Future research aimed at overcoming these limitations and pursuing the proposed research directions will allow the system to develop into a more effective and comprehensive tool in marine resource management.
5. Conclusions
This study developed an automated system for fish species recognition and body length measurement to enhance the efficient operation of the TAC system. The results demonstrated that in the specific fish species recognition task employed in this study, the RT-DETR-x model outperformed the YOLOv8x model, achieving an average mAP50 value 2.3% higher and an impressive mean recognition accuracy of 96.5% across 11 TAC target species. These findings suggest the possibility of accurate species recognition even in complex real-world fish market environments. Furthermore, the body length measurement method utilizing ARCore technology exhibited over 95% average accuracy for all species, indicating the potential for faster and more accurate data collection compared to traditional manual measurement methods.
The developed system has shown significant potential to improve the work efficiency of fishery resource inspectors and address issues such as manpower shortages and measurement errors. The real-time data collection and analysis capabilities enable effective operation of the TAC system, which is expected to contribute to the sustainable management of fishery resources.
This research was conducted using RT-DETR-x and YOLOv8x models, which were state-of-the-art technologies at the time of the study.

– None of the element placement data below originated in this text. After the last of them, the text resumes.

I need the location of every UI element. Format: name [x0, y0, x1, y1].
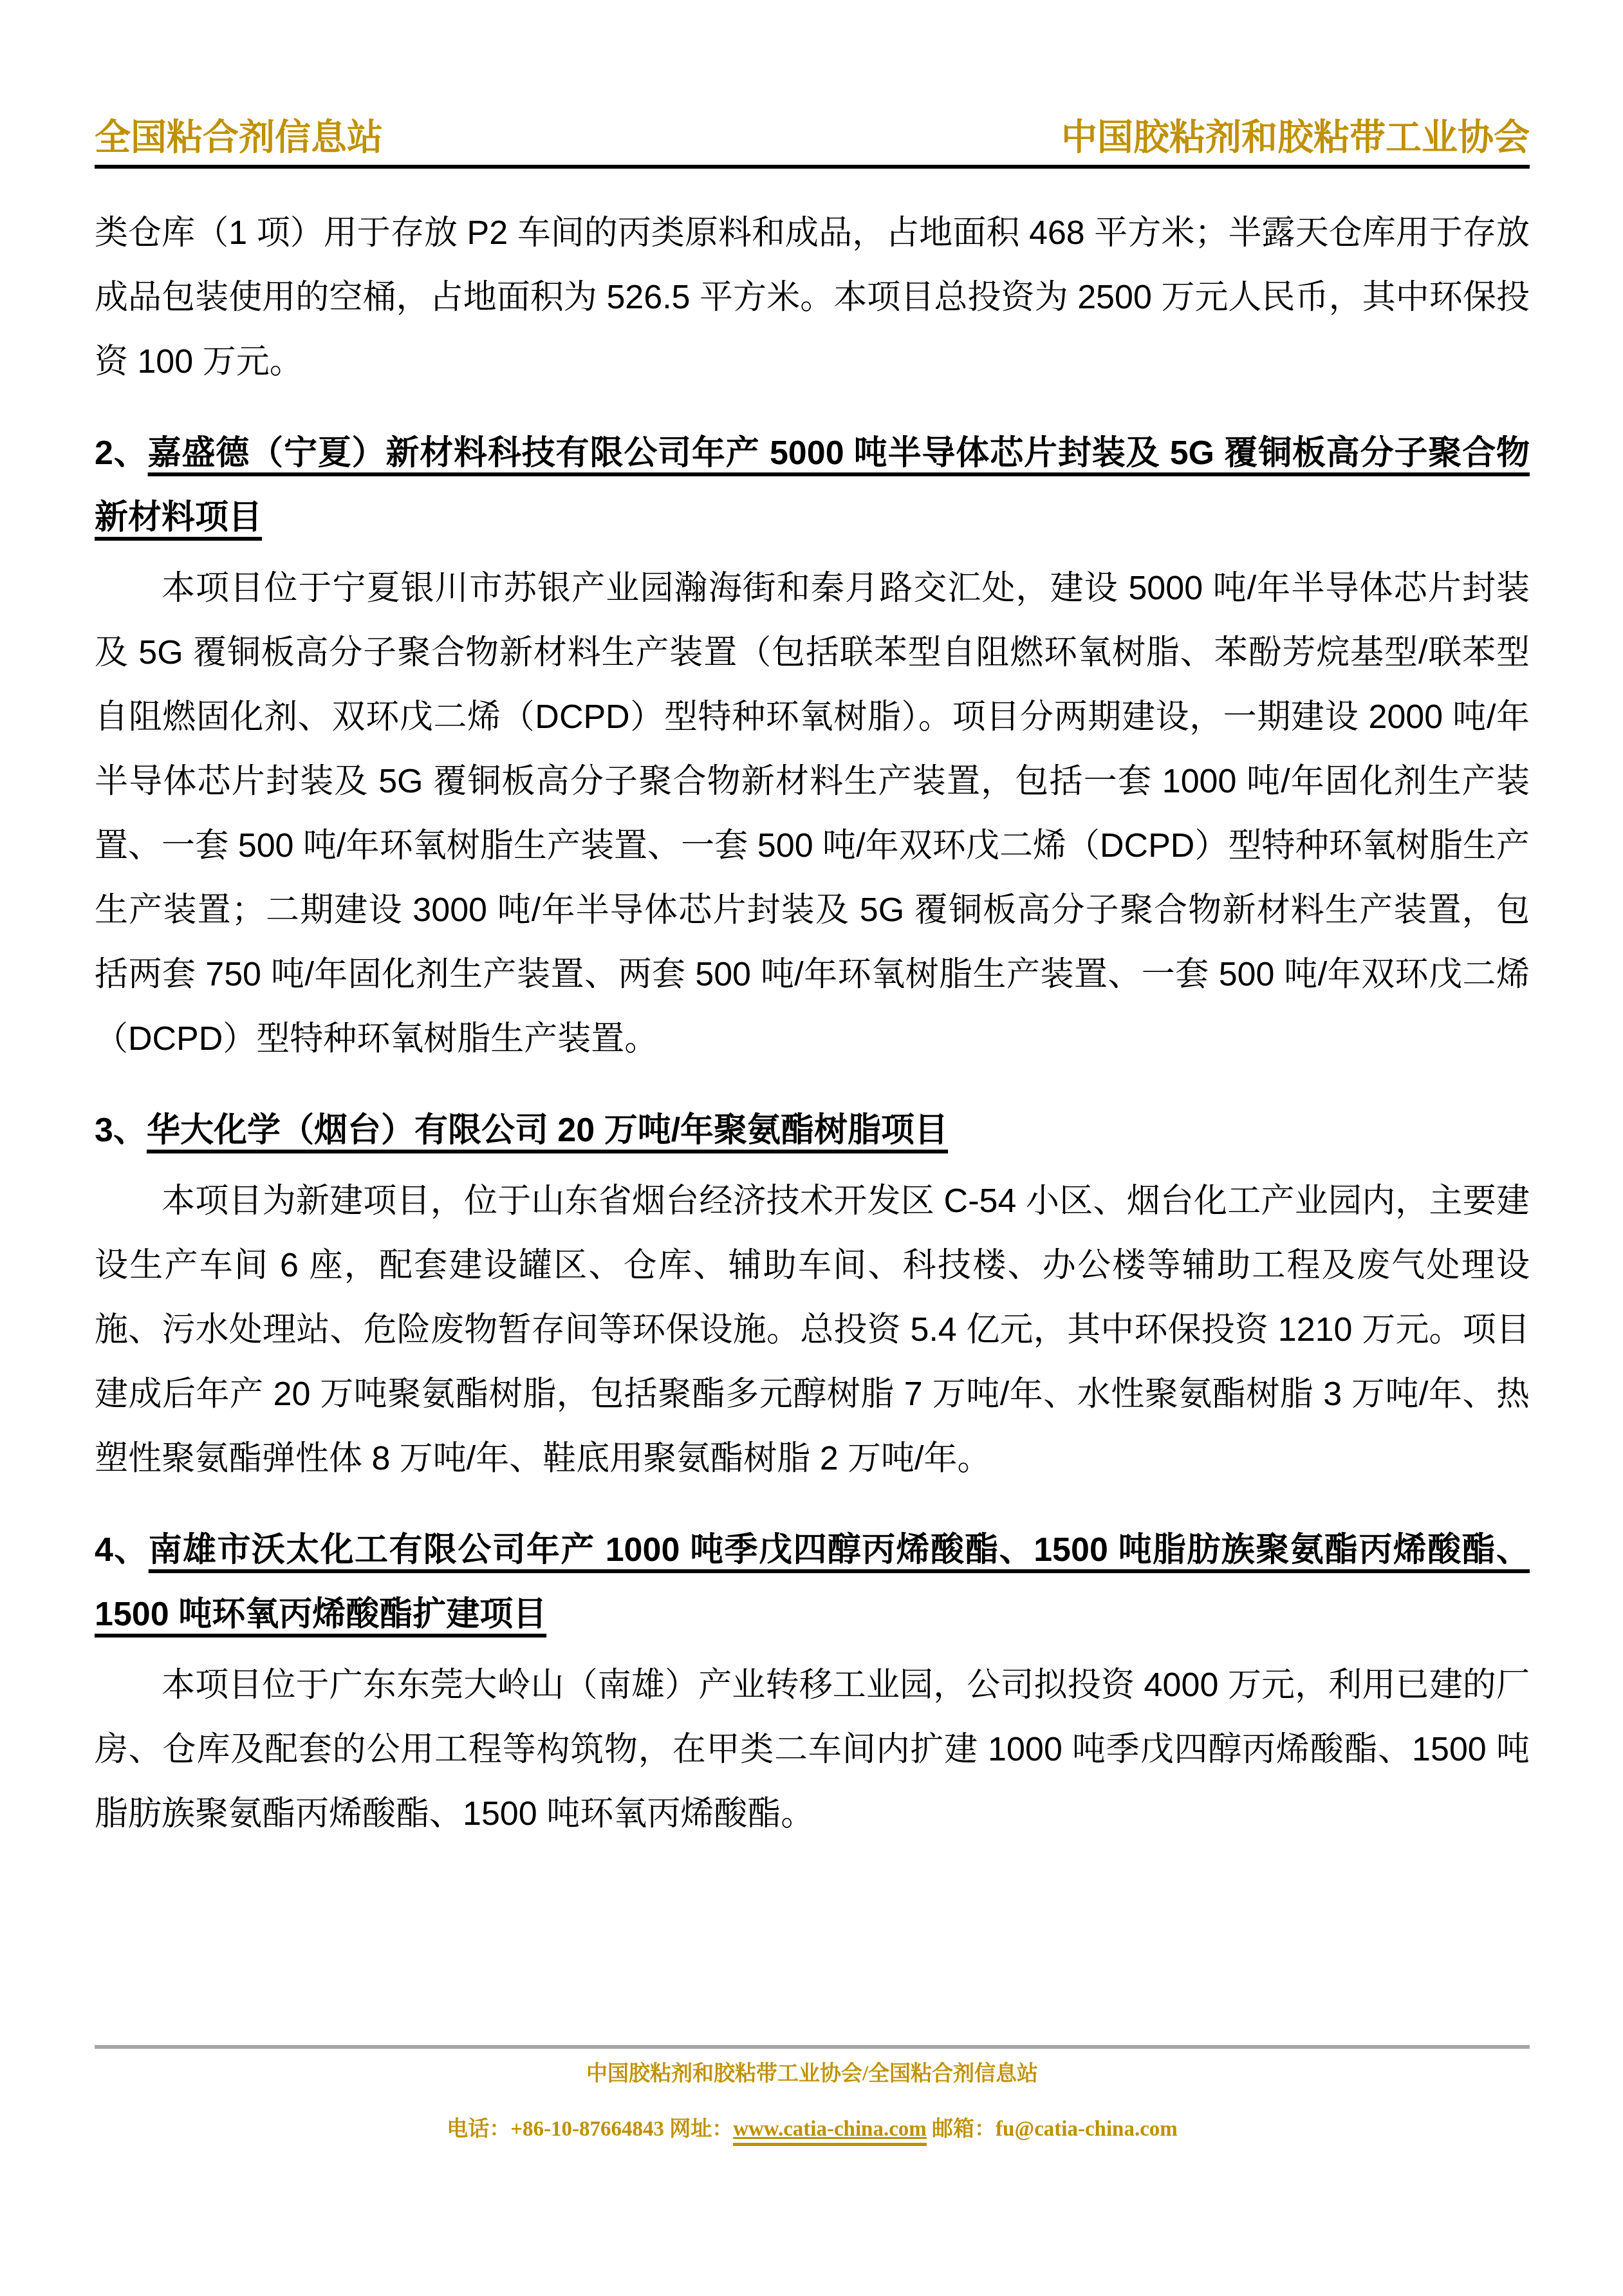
section-heading-2: 2、嘉盛德（宁夏）新材料科技有限公司年产 5000 吨半导体芯片封装及 5G 覆…: [95, 421, 1530, 550]
section-title: 南雄市沃太化工有限公司年产 1000 吨季戊四醇丙烯酸酯、1500 吨脂肪族聚氨…: [95, 1531, 1530, 1633]
section-heading-4: 4、南雄市沃太化工有限公司年产 1000 吨季戊四醇丙烯酸酯、1500 吨脂肪族…: [95, 1518, 1530, 1647]
document-page: 全国粘合剂信息站 中国胶粘剂和胶粘带工业协会 类仓库（1 项）用于存放 P2 车…: [0, 0, 1623, 2296]
section-title: 嘉盛德（宁夏）新材料科技有限公司年产 5000 吨半导体芯片封装及 5G 覆铜板…: [95, 434, 1530, 536]
footer-email-label: 邮箱：: [932, 2118, 996, 2141]
footer-contact-line: 电话：+86-10-87664843 网址：www.catia-china.co…: [95, 2114, 1530, 2144]
section-number: 2、: [95, 434, 148, 472]
section-paragraph-2: 本项目位于宁夏银川市苏银产业园瀚海街和秦月路交汇处，建设 5000 吨/年半导体…: [95, 556, 1530, 1071]
header-right-title: 中国胶粘剂和胶粘带工业协会: [1061, 117, 1530, 158]
footer-web-label: 网址：: [669, 2118, 733, 2141]
intro-paragraph: 类仓库（1 项）用于存放 P2 车间的丙类原料和成品，占地面积 468 平方米；…: [95, 201, 1530, 394]
section-heading-3: 3、华大化学（烟台）有限公司 20 万吨/年聚氨酯树脂项目: [95, 1098, 1530, 1162]
section-title: 华大化学（烟台）有限公司 20 万吨/年聚氨酯树脂项目: [147, 1112, 948, 1149]
footer-org-line: 中国胶粘剂和胶粘带工业协会/全国粘合剂信息站: [95, 2062, 1530, 2087]
section-paragraph-3: 本项目为新建项目，位于山东省烟台经济技术开发区 C-54 小区、烟台化工产业园内…: [95, 1169, 1530, 1491]
section-number: 3、: [95, 1112, 147, 1149]
header-left-title: 全国粘合剂信息站: [95, 117, 383, 158]
footer-email-address: fu@catia-china.com: [996, 2118, 1178, 2141]
footer-phone-label: 电话：: [447, 2118, 510, 2141]
section-paragraph-4: 本项目位于广东东莞大岭山（南雄）产业转移工业园，公司拟投资 4000 万元，利用…: [95, 1653, 1530, 1846]
page-footer: 中国胶粘剂和胶粘带工业协会/全国粘合剂信息站 电话：+86-10-8766484…: [95, 2045, 1530, 2144]
footer-url-link[interactable]: www.catia-china.com: [733, 2118, 927, 2146]
section-number: 4、: [95, 1531, 149, 1569]
page-header: 全国粘合剂信息站 中国胶粘剂和胶粘带工业协会: [95, 0, 1530, 169]
footer-phone-number: +86-10-87664843: [510, 2118, 664, 2141]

Given the rapid advancements in object detection technology, future research should focus on continuous evaluation and improvement of the system’s performance through comparative studies with emerging models such as YOLOv10. This approach will further enhance the practicality and effectiveness of the system developed in this study.
The current system is limited to 11 TAC target species and employs an individual species measurement method. To overcome these limitations, future research should focus on the following directions: First, the system’s scalability should be enhanced by including a wider range of species. Second, to increase applicability in real fish market environments, techniques for estimating weight in box units need to be developed.
In conclusion, the automated fish species recognition and body length measurement system developed in this study is expected to make a significant contribution to the efficient operation of the TAC system and sustainable management of fishery resources. This system can greatly improve the accuracy and efficiency of fishery resource surveys and help prevent the depletion of fishery resources due to increasing demand and overfishing. As the proposed future research directions enhance the system’s scalability and field applicability, this system is expected to be more widely utilized in the field of fishery resource management.